I have been told many things about myself. Someone else always seems like they have an opinion on me. I’ve been called ugly, fat, funny, weird, cute, beautiful, loving, bitchy, sarcastic, smart, the list goes on and on. Even if some are said in a joking manner, after a while you start to believe those things about yourself.
I always tried to fit in with others, and sometimes would compromise who I was as a person. I always stuck to my morals, but there were times when my personality would change based on who I was hanging out with at that time. But then I realized that those people would come and go, they had their fill of me and then they were ready to move on to the next person willing to give up themselves to become their clone.

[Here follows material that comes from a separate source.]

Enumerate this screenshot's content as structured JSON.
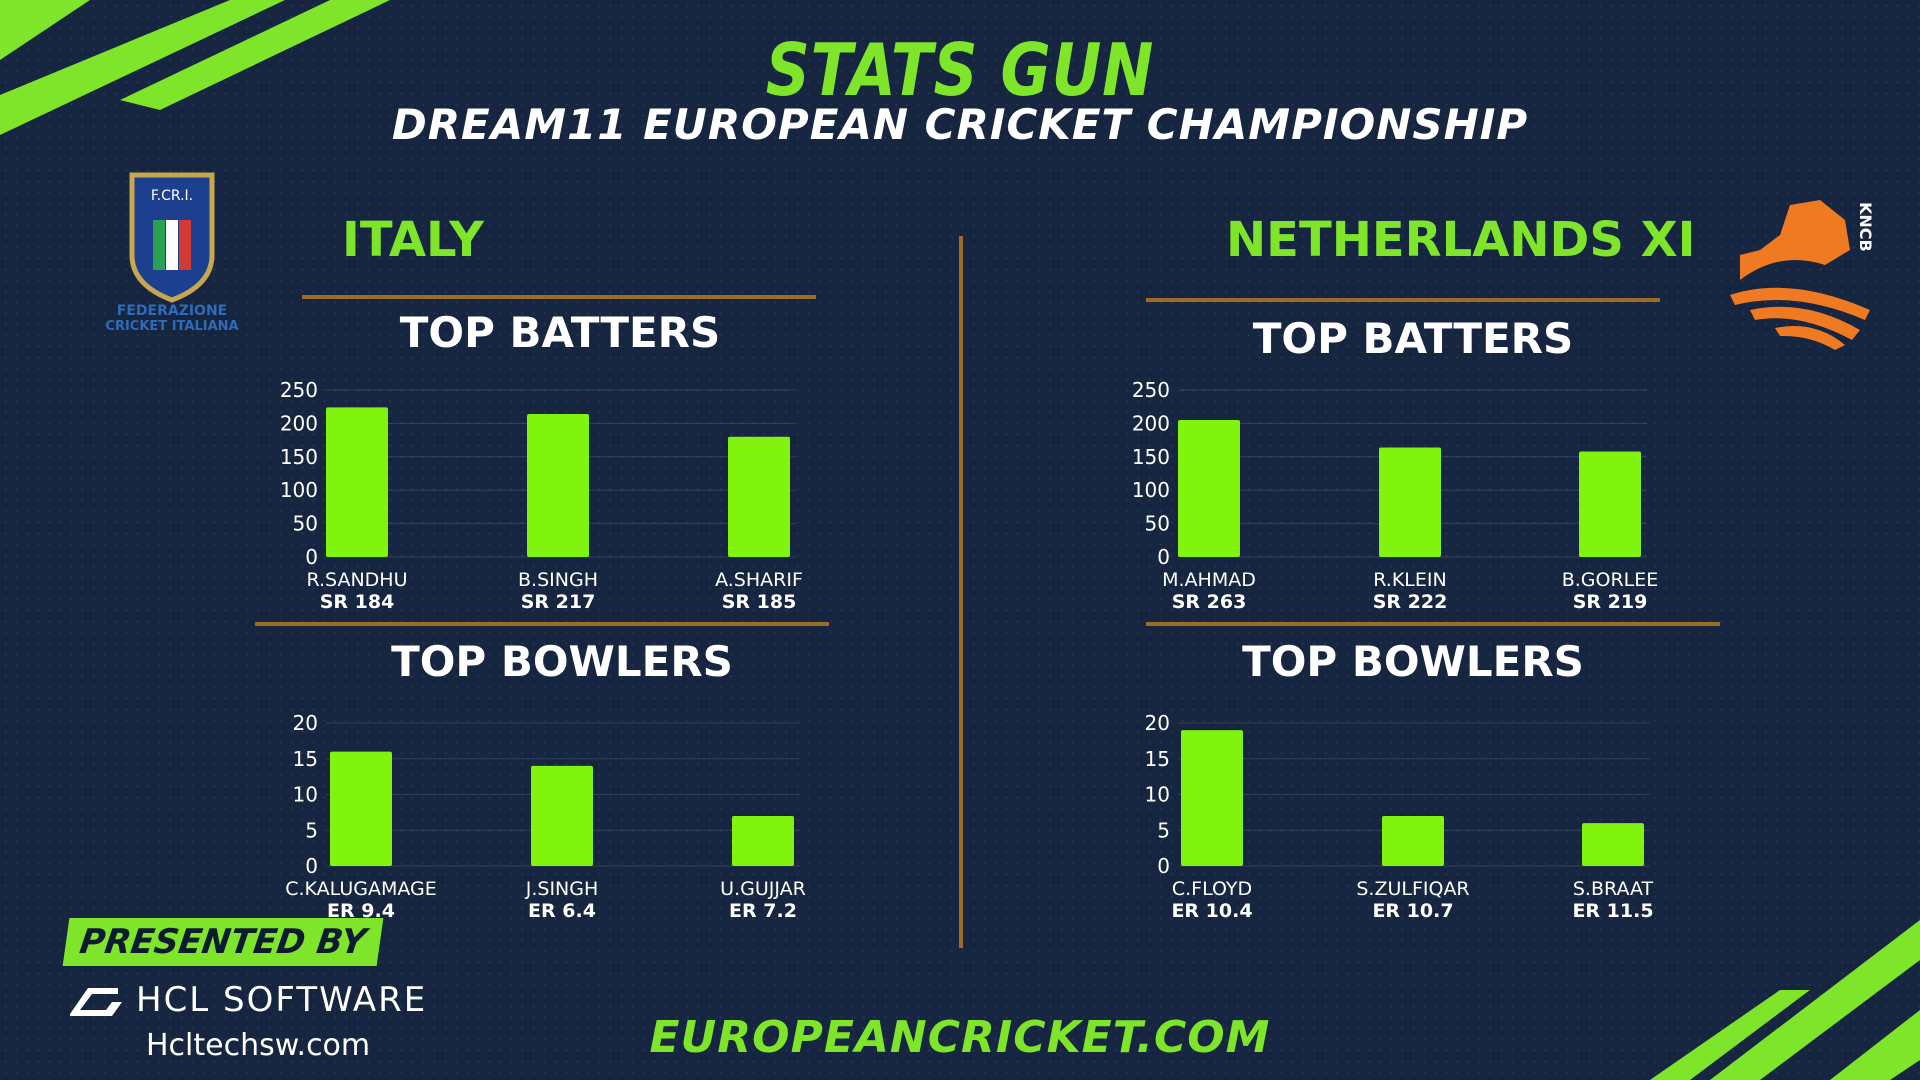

My senior year in high school I decided I was going to embrace who I was, because I was awesome! I went from having a lot of “friends” to have just a few, but those friendships were stronger and meant a lot more. They accepted me for who I was, no judgement.
You see, I am different than most women. I like to get dressed and do my makeup and hair, but when I get home, best believe the yoga pant or leggings are coming on and the bra is coming off. I cuss like a sailor when the kids are gone. I have a dirty mind, and I like sex. I burp like a man, sometimes I can out burp a man. I snort when I laugh hard. I can make fun of myself and tell you that even though I am book smart I have no common sense and do some really really funny/stupid things. I don’t judge other people, and I try my hardest to look at a person’s heart rather than appearance. I stand my ground, I do not let people walk all over me, I do not care who you are. The best part about all of this, I found a man who loves all of that about me. Our relationship is strong and close because I do not hide myself from him nor does he me.
Always be you. Who wants to fake life. Enjoy life, live in the moment, smile, eat the cake, work hard, and BE YOU!